The Good Law Project has triggered proceedings in a letter to Cabinet Office minister Michael Gove and has told HuffPost UK the “Trumpian” government is using public money to “feather the Tory party nest”.
Ministers are trying to boost the Tories’ chances in town hall elections next month by blurring the divide between the “dissemination of government information and party political campaigning”, the campaign group says.
It says government-funded videos, which often feature the Conservatives’ “Build Back Better” slogan and the No 10 crest, are “virtually impossible to distinguish” from political campaign videos on the ruling party’s website.
It comes as Johnson faces a slew of allegations of “Tory sleaze”, with the prime minister himself texting billionaire James Dyson pledging to “fix” tax problems for the manufacturer if they would make ventilators.
Gemma Abbott, legal director of the Good Law Project, told HuffPost UK: “Make no mistake, this is Trumpian stuff. And is all the more egregious given that we are just weeks away from the biggest set of local elections this side of a general election.
“This issue goes to the very heart of our democracy. The British public should not be paying to further the electoral ambitions of the Conservative Party. We will not allow this misuse of state resources to go unchallenged.”
Lawyers pick out the “Build Back Better” slogan, used both on the masthead of the Conservative Party website and in government communications, and replicated as “Bus Back Better” and “Build Back Greener” in separate publicly-funded campaigns to underline investment in buses and energy projects.

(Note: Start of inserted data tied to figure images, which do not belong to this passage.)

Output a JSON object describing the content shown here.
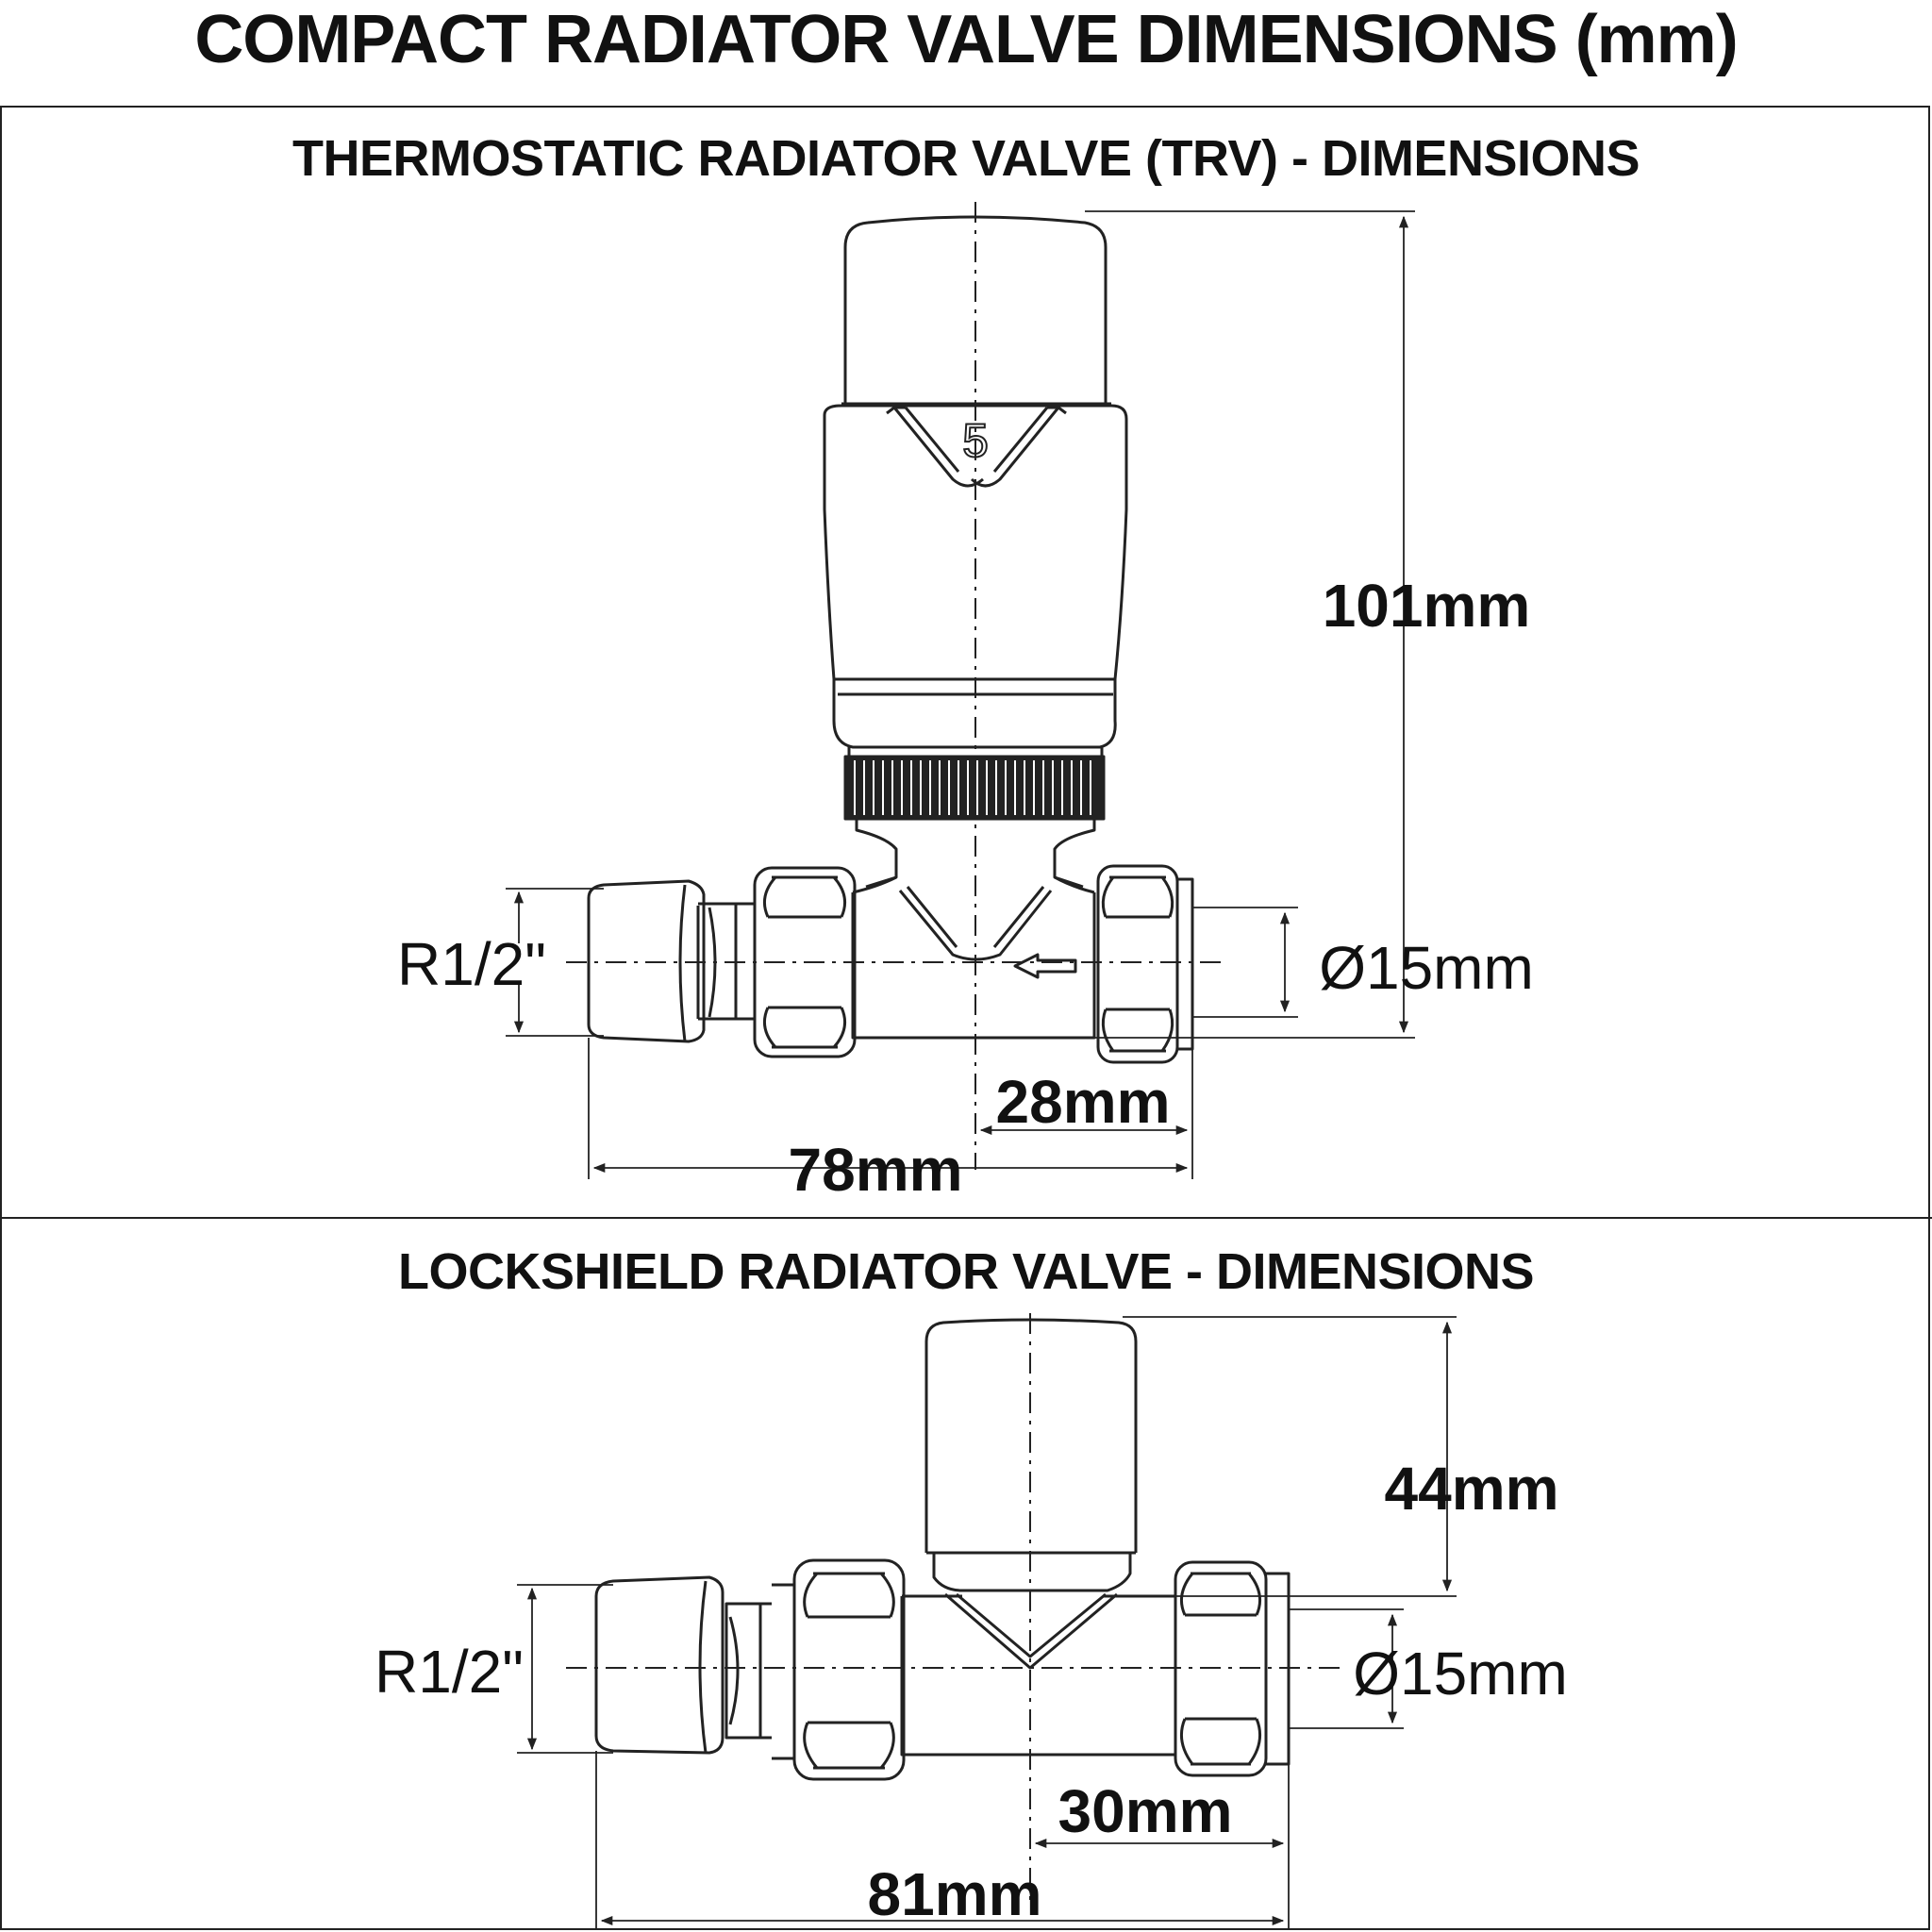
{
  "title": "COMPACT RADIATOR VALVE DIMENSIONS (mm)",
  "trv": {
    "title": "THERMOSTATIC RADIATOR VALVE (TRV) - DIMENSIONS",
    "head_setting": "5",
    "height_label": "101mm",
    "thread_label": "R1/2\"",
    "pipe_label": "Ø15mm",
    "half_width_label": "28mm",
    "width_label": "78mm"
  },
  "lockshield": {
    "title": "LOCKSHIELD RADIATOR VALVE - DIMENSIONS",
    "height_label": "44mm",
    "thread_label": "R1/2\"",
    "pipe_label": "Ø15mm",
    "half_width_label": "30mm",
    "width_label": "81mm"
  },
  "colors": {
    "line": "#222222",
    "background": "#ffffff"
  }
}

Lawyers highlight several recent government videos which it says “carry the distinct look and feel of a party political broadcast”.
Sleek ads promoting Union connectivity projects in Scotland and Wales, where devolved administrations are electing new governments
An ad for two new offshore wind ports in the Humber and on Teesside, where key mayoral elections are taking place
A video marking a long-planned and previously-promoted boost to the minimum wage on April 1
Governments are legally required to have a policy for how they maintain a clear dividing line between informative communications, and electoral materials, so that they cannot use state resources to maintain their grip on power.
The Good Law Project is calling on the government to outline its policy and how it has been adhered to.
The letter from the campaign group to Gove says: “The government has disseminated publicly funded videos and other media purporting to provide information to the public concerning government initiatives and policies, but where it is very difficult to see the public benefit of the information.
“Instead the material would appear (in effect if not in purpose) to be
primarily material that promotes a political party, reflecting and
supporting the party’s political messaging.”
The Cabinet Office has said the slogan “articulates the government’s priority to support economic recovery”.
It also says the government issues guidance to communications officers on material that may be political and says that videos outlined to the government predate the election campaign period.
The House of Commons Library says that the convention for civil servants to avoid any communications that could influence voters is three weeks ahead of an election. Voters go to the polls across the UK on May 6, but due to the pandemic many will be casting a postal ballot earlier.
The civil service code also says civil servants must remain politically impartial and cannot “act in a way that is determined by party political considerations, or use official resources for party political purposes”.
The legal challenge follows strong criticism of Johnson hijacking a press conference on Covid to launch a political attack on London mayor Sadiq Khan, who is running for a second term against Tory candidate Shaun Bailey.
A Cabinet Office spokesman said: “‘Build Back Better’ articulates the government’s priority to support economic recovery, increase job opportunities and level up across all four corners of the UK.
“The government issues guidance to ensure that civil servants act with political impartiality, in line with legislation and the civil service code.”